Description
Tender beef slow-cooked in a rich and savory black bean sauce, perfect served over steamed rice or noodles for a comforting meal.
Ingredients
1.5 pounds beef chuck roast, cut into 1-inch cubes
2 tablespoons vegetable oil
1 medium onion, sliced
3 cloves garlic, minced
1 tablespoon ginger, minced
3 tablespoons fermented black beans, rinsed and mashed
1/4 cup soy sauce
2 tablespoons oyster sauce
1 tablespoon hoisin sauce
1 tablespoon brown sugar
1/2 cup beef broth
1 tablespoon cornstarch
2 tablespoons water
2 green onions, sliced (for garnish)
Instructions
Heat vegetable oil in a large skillet over medium-high heat.

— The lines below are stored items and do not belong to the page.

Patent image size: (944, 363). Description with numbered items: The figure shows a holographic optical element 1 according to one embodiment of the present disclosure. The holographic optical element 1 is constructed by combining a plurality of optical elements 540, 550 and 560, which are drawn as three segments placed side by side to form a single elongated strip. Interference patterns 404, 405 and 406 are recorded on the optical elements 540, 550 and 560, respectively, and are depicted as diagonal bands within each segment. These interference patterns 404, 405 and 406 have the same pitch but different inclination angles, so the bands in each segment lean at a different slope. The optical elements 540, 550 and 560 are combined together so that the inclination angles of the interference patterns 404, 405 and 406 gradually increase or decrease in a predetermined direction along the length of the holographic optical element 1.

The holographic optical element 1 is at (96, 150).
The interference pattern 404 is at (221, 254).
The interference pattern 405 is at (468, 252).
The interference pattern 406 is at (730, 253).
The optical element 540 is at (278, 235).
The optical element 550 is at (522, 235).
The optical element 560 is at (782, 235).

Add the beef cubes and brown on all sides, about 4-5 minutes. Transfer the beef to the slow cooker.
In the same skillet, add the sliced onion, garlic, and ginger. Sauté for 2-3 minutes until fragrant and softened.
Add the mashed fermented black beans, soy sauce, oyster sauce, hoisin sauce, and brown sugar to the skillet. Stir to combine and cook for 1 minute.
Pour the mixture over the beef in the slow cooker.
Add the beef broth to the slow cooker and stir gently to combine all ingredients.
Cover and cook on low for 6 hours, or until the beef is tender.
About 15 minutes before serving, mix the cornstarch and water in a small bowl to create a slurry.
Stir the slurry into the slow cooker to thicken the sauce. Cover and cook on high for 15 minutes.
Serve the beef in black bean sauce over steamed rice or noodles, garnished with sliced green onions.